If the Louvre was on fire and you had to choose between saving an unconscious person or the Mona Lisa, what would you do? You are a scholar and curator at the museum and nobody will know who or what you saved. You are not in harm’s way.

By: | Post date: October 10, 2016 | Comments: No Comments
Posted in categories: Culture

Thx4A2A, Linda.

I’ll go with the painting too. Even if I’m not a visual arts kind of guy.

I won’t do a long justification of that; others have, pro and con, mostly jocular.

Some have been less jocular. But you know what? Doodles do matter.

And even though Tom Groves meant it jocularly, well, when he says:

People die all the time, You can’t save ’em all. The real world is not like Pokemon.

… he’s not wrong.

It’s from a very different context, but see Yannis Makriyannis quote from Nick Nicholas’ answer to Did Greeks in the Ottoman age feel Greek or Roman? Why was Greek identity chosen and not Roman when fighting for independence?
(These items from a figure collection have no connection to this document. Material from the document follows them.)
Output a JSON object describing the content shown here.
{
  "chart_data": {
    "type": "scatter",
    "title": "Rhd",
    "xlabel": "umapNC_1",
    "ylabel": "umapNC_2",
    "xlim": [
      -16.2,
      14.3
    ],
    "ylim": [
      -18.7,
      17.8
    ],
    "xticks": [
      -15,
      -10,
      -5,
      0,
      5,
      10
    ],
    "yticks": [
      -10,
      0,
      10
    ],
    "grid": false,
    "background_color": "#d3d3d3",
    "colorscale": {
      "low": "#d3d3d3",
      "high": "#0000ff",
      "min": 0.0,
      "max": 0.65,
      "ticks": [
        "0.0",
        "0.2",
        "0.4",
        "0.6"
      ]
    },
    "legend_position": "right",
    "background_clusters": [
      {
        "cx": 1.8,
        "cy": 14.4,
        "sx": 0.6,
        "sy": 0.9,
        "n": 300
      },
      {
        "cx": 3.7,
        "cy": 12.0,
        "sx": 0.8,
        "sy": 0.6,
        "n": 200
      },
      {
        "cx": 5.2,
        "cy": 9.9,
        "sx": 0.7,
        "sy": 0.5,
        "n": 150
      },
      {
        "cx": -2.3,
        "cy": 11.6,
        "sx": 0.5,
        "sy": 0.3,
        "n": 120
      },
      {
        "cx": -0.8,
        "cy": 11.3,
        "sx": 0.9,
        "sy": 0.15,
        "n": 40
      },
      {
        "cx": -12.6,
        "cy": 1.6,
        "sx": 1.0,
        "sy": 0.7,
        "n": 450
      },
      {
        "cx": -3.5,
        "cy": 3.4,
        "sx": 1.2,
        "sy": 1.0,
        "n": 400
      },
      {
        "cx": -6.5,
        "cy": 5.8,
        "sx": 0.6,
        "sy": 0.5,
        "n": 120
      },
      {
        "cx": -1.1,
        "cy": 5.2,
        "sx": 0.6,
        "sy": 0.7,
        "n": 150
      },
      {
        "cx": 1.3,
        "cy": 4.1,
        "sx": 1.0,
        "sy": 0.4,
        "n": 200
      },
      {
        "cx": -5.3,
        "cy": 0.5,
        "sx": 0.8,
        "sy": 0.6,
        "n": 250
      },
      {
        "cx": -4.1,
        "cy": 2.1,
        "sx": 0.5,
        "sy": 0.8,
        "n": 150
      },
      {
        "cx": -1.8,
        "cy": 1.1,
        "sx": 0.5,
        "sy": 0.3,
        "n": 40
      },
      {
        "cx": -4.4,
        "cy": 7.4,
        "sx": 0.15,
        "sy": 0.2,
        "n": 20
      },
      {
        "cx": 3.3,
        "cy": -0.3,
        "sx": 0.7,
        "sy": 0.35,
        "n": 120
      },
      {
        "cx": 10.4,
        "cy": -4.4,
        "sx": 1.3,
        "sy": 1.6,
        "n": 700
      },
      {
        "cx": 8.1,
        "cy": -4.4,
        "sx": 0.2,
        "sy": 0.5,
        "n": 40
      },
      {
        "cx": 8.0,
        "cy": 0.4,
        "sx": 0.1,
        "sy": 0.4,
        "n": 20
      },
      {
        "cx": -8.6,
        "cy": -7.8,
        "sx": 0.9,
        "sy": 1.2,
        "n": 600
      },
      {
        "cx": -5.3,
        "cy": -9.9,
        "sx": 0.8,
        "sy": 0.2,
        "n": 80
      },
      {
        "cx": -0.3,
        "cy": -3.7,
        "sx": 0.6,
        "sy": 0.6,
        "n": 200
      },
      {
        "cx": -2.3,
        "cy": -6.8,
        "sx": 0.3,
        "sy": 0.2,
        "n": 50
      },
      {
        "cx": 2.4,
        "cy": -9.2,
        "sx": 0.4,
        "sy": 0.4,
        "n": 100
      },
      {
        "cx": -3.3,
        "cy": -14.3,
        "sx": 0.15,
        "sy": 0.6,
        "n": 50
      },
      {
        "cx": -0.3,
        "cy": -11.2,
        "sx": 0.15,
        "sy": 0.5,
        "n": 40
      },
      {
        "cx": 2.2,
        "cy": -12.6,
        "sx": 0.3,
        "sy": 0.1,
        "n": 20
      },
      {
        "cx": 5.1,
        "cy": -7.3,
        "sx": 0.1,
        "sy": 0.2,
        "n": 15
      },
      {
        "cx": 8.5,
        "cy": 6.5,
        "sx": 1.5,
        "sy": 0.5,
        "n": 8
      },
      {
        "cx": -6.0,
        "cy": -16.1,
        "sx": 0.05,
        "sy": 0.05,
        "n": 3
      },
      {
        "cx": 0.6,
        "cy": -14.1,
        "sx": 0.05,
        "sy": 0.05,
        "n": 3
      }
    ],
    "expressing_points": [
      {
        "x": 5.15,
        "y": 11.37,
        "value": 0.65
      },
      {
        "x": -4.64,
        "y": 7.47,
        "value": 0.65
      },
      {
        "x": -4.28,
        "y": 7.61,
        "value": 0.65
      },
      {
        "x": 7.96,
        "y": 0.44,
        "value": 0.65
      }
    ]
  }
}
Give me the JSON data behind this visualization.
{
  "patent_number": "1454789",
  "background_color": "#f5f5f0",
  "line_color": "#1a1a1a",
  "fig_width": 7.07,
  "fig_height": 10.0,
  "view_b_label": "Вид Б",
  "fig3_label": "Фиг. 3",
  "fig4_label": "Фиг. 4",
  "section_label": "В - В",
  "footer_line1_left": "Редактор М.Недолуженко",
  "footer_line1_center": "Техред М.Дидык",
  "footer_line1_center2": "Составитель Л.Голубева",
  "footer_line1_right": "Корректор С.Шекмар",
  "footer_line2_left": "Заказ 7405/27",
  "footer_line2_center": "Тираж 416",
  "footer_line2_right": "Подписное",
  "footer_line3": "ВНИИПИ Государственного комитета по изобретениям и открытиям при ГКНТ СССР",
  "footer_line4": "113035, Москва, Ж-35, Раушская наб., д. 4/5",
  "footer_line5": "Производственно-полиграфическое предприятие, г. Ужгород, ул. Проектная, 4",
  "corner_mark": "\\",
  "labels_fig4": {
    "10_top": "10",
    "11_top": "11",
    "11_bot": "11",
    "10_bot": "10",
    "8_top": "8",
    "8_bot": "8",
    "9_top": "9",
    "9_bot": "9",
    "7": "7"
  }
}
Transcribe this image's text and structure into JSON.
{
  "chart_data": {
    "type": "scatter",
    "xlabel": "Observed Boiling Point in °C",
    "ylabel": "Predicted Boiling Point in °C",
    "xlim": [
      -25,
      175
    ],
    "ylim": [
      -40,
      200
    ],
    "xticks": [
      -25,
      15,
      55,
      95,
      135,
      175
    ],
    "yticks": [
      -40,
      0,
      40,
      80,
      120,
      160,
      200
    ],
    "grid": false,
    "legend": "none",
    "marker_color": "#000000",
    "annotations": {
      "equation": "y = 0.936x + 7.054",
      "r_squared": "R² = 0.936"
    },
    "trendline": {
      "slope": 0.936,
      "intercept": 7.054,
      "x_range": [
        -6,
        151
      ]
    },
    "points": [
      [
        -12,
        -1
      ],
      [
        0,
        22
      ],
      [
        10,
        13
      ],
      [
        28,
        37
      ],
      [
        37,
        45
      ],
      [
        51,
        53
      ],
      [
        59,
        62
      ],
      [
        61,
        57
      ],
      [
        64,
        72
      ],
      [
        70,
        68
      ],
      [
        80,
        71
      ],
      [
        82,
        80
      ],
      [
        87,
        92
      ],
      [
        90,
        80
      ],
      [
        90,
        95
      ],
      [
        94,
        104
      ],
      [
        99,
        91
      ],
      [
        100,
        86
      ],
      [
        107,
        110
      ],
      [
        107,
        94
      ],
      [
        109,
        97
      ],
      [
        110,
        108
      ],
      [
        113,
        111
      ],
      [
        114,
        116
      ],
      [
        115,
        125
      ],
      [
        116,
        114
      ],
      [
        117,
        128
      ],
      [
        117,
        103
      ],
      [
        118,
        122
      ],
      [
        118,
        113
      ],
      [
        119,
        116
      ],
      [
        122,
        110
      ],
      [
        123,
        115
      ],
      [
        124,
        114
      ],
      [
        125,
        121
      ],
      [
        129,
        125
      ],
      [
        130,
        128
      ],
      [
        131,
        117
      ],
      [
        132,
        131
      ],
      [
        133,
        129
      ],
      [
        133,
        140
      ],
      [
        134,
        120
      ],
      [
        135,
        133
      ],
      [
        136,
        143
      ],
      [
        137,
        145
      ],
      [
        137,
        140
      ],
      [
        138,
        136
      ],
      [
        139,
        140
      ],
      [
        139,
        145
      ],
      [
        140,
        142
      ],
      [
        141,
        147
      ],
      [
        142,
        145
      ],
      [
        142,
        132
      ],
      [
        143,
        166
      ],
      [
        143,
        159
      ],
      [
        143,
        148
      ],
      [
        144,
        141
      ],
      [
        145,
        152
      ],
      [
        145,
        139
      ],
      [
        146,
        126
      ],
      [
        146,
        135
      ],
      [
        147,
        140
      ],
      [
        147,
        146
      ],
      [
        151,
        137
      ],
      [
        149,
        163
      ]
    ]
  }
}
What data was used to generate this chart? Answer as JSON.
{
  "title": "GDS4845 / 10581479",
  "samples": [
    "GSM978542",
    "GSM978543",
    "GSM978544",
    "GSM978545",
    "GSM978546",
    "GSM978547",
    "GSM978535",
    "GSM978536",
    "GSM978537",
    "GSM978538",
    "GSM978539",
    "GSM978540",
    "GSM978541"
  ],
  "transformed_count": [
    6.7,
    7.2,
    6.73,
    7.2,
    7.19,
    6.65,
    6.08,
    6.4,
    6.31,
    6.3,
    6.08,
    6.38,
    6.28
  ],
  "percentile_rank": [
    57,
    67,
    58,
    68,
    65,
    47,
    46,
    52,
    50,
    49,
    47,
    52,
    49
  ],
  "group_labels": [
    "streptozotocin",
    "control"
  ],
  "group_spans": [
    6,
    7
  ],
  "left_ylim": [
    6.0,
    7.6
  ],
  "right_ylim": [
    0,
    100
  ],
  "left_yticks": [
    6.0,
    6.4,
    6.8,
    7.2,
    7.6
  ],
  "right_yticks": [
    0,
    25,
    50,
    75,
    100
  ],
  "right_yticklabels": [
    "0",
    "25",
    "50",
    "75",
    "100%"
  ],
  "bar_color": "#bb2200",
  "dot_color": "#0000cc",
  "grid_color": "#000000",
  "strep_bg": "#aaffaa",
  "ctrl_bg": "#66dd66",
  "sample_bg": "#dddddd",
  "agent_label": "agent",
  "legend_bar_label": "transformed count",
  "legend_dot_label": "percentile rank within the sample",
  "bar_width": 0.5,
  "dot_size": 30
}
I had two fine statues, a woman and a prince, intact—you could see the veins on them, that’s how perfect they were. Some soldiers had taken them and they were going to sell them to some Europeans, for a thousand thalers. I went over, I took the soldiers aside, and spoke to them. “These statues, even if they give you ten thousand thalers, don’t you stoop to letting them be taken out of our country. These are what we fought for.”

EDIT: Oh, and to encapsulate some other points made by Tom and Linda?

How many people now mourn Morosini blowing up the Parthenon?

How many people now mourn the soldiers Morosini blew up along with the Parthenon?